While Gracen Partin’s classmates might be planning to enjoy a brief break from school work and assignments, he plans to get his foot even further in the door on his career.
Less than a year ago in July 2019, Partin received his private pilot’s license. The trip to that milestone began with his brother.
Partin said his brother took an interest in flying after about a year of college, when he decided online education was a better fit for him than a campus.
“I’d sit in the right seat as his copilot,” he said. “That’s what got me hooked.”
There are two things that attracted him to aviation, and made it a career he wants to pursue.
“Number one, it’s peaceful, man, it really is,” he said. “Number two, every flight is going to be different.”
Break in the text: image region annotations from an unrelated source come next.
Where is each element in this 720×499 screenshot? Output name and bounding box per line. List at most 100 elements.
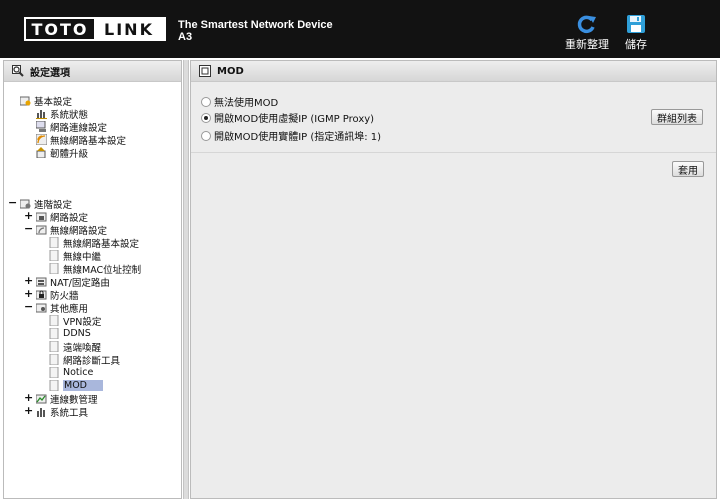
- tree-item-label: 韌體升級: [50, 148, 89, 160]
- tree-item-wake-on-lan[interactable]: 遠端喚醒: [49, 340, 102, 354]
- radio-mod-disabled[interactable]: [201, 96, 211, 107]
- tree-item-notice[interactable]: Notice: [49, 366, 93, 379]
- tree-group-system-tools[interactable]: 系統工具: [36, 405, 89, 419]
- expand-toggle[interactable]: +: [24, 391, 33, 404]
- apps-folder-icon: [35, 302, 47, 313]
- option-label: 開啟MOD使用虛擬IP (IGMP Proxy): [214, 114, 375, 125]
- save-icon: [627, 15, 645, 33]
- page-icon: [49, 249, 60, 262]
- logo-left-text: TOTO: [26, 19, 94, 39]
- tree-item-label: 網路診斷工具: [63, 355, 121, 367]
- wireless-icon: [35, 133, 48, 146]
- tree-basic-settings[interactable]: 基本設定: [19, 94, 73, 108]
- refresh-label: 重新整理: [565, 38, 609, 51]
- chart-folder-icon: [35, 393, 47, 404]
- tree-group-network-settings[interactable]: 網路設定: [35, 210, 89, 224]
- tree-basic-label: 基本設定: [34, 96, 73, 108]
- tree-advanced-label: 進階設定: [34, 199, 73, 211]
- folder-gear-icon: [19, 198, 31, 209]
- page-icon: [49, 314, 60, 327]
- logo-right-text: LINK: [94, 19, 164, 39]
- tree-group-label: 連線數管理: [50, 394, 98, 406]
- totolink-logo: TOTO LINK: [24, 17, 166, 41]
- tree-item-label: 系統狀態: [50, 109, 89, 121]
- model-name: A3: [178, 31, 193, 43]
- collapse-toggle[interactable]: −: [24, 222, 33, 235]
- nat-folder-icon: [35, 276, 47, 287]
- folder-gear-icon: [19, 95, 31, 106]
- tree-group-nat-routing[interactable]: NAT/固定路由: [35, 275, 110, 289]
- expand-toggle[interactable]: +: [24, 287, 33, 300]
- tree-group-label: 系統工具: [50, 407, 89, 419]
- lock-folder-icon: [35, 289, 47, 300]
- page-icon: [49, 327, 60, 340]
- tree-item-label: 無線網路基本設定: [63, 238, 140, 250]
- tree-item-diagnostics[interactable]: 網路診斷工具: [49, 353, 121, 367]
- tree-group-other-apps[interactable]: 其他應用: [35, 301, 89, 315]
- option-mod-igmp-proxy[interactable]: 開啟MOD使用虛擬IP (IGMP Proxy): [201, 110, 374, 125]
- bar-chart-icon: [36, 406, 47, 417]
- tree-item-label-selected: MOD: [63, 380, 103, 391]
- apply-button[interactable]: 套用: [672, 161, 704, 177]
- page-icon: [49, 262, 60, 275]
- tree-group-label: NAT/固定路由: [50, 277, 110, 289]
- tree-group-firewall[interactable]: 防火牆: [35, 288, 79, 302]
- group-list-button[interactable]: 群組列表: [651, 109, 703, 125]
- magnifier-icon: [12, 65, 24, 77]
- expand-toggle[interactable]: +: [24, 209, 33, 222]
- save-button[interactable]: 儲存: [608, 14, 664, 52]
- radio-mod-public-ip[interactable]: [201, 130, 211, 141]
- tree-item-label: 網路連線設定: [50, 122, 108, 134]
- expand-toggle[interactable]: +: [24, 404, 33, 417]
- network-folder-icon: [35, 211, 47, 222]
- page-icon: [49, 236, 60, 249]
- tree-group-label: 防火牆: [50, 290, 79, 302]
- tree-item-label: 無線網路基本設定: [50, 135, 127, 147]
- main-panel: MOD 無法使用MOD 開啟MOD使用虛擬IP (IGMP Proxy) 開啟M…: [190, 60, 717, 499]
- expand-toggle[interactable]: +: [24, 274, 33, 287]
- tree-item-ddns[interactable]: DDNS: [49, 327, 91, 340]
- tree-item-label: 無線MAC位址控制: [63, 264, 142, 276]
- tree-item-label: 遠端喚醒: [63, 342, 102, 354]
- tree-item-wireless-mac-control[interactable]: 無線MAC位址控制: [49, 262, 142, 276]
- main-header: MOD: [191, 61, 716, 82]
- tree-item-vpn[interactable]: VPN設定: [49, 314, 102, 328]
- collapse-toggle[interactable]: −: [24, 300, 33, 313]
- tree-item-wireless-basic-2[interactable]: 無線網路基本設定: [49, 236, 140, 250]
- tree-group-label: 網路設定: [50, 212, 89, 224]
- radio-mod-igmp-proxy[interactable]: [201, 112, 211, 123]
- refresh-button[interactable]: 重新整理: [559, 14, 615, 52]
- collapse-advanced-toggle[interactable]: −: [8, 196, 17, 209]
- tree-item-label: DDNS: [63, 328, 91, 339]
- tree-item-firmware-upgrade[interactable]: 韌體升級: [36, 146, 89, 160]
- option-mod-disabled[interactable]: 無法使用MOD: [201, 94, 278, 109]
- refresh-icon: [577, 15, 596, 34]
- tree-item-network-connection[interactable]: 網路連線設定: [35, 120, 108, 134]
- tree-group-wireless-settings[interactable]: 無線網路設定: [35, 223, 108, 237]
- page-icon: [49, 340, 60, 353]
- sidebar: 設定選項 基本設定 系統狀態 網路連線設定 無線網路基本設定 韌體升級 − 進階…: [3, 60, 182, 499]
- page-title: MOD: [217, 65, 244, 77]
- panel-splitter[interactable]: [183, 60, 189, 499]
- sidebar-title: 設定選項: [30, 67, 70, 79]
- tree-item-system-status[interactable]: 系統狀態: [36, 107, 89, 121]
- tree-group-label: 其他應用: [50, 303, 89, 315]
- wireless-folder-icon: [35, 224, 47, 235]
- network-icon: [35, 120, 47, 132]
- option-label: 開啟MOD使用實體IP (指定通訊埠: 1): [214, 132, 382, 143]
- tree-item-mod[interactable]: MOD: [49, 379, 103, 392]
- upgrade-icon: [36, 147, 47, 159]
- tree-item-label: VPN設定: [63, 316, 102, 328]
- bar-chart-icon: [36, 108, 47, 119]
- product-tagline: The Smartest Network Device A3: [178, 19, 333, 43]
- tree-item-wireless-basic[interactable]: 無線網路基本設定: [35, 133, 127, 147]
- option-label: 無法使用MOD: [214, 98, 279, 109]
- tree-item-wireless-repeater[interactable]: 無線中繼: [49, 249, 101, 263]
- divider-line: [191, 152, 716, 153]
- save-label: 儲存: [625, 38, 647, 51]
- page-icon: [49, 366, 60, 379]
- tree-group-label: 無線網路設定: [50, 225, 108, 237]
- tree-group-connection-management[interactable]: 連線數管理: [35, 392, 98, 406]
- option-mod-public-ip[interactable]: 開啟MOD使用實體IP (指定通訊埠: 1): [201, 128, 381, 143]
- header-bar: TOTO LINK The Smartest Network Device A3…: [0, 0, 720, 58]
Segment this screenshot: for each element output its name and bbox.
While his classmates may spend their summer wondering about the effects of the pandemic on their college experience next fall or working summer jobs, Partin said he’ll already be studying.
Ideally, he’d like to become a commercial pilot, flying private aircraft for companies, though honestly, any kind of aviation work appeals to him.
“I just want to get paid for flying,” he said.
This summer, he intends to take exams that will get him commercial and instrument-flight reference ratings.
Those ratings will open the job-market doors for him, but he isn’t hanging his whole future being a commercial pilot. Like his brother, he intends to take online college courses with an aviation focus, and he currently plans for a major in aviation management.
The FAA requires private pilots to have logged at least 40 hours of flying time, while commercial pilots need a minimum of 1,500. To date, Partin has logged some 200 hours, he said.
Right now, he’s focusing on studying for the written exams he needs to pass to pursue a commercial rating.
On Wednesday, Partin participated in the hybrid graduation ceremony held by NHS, but he’s not feeling particularly nostalgic.
“It was fun while it lasted,” he said.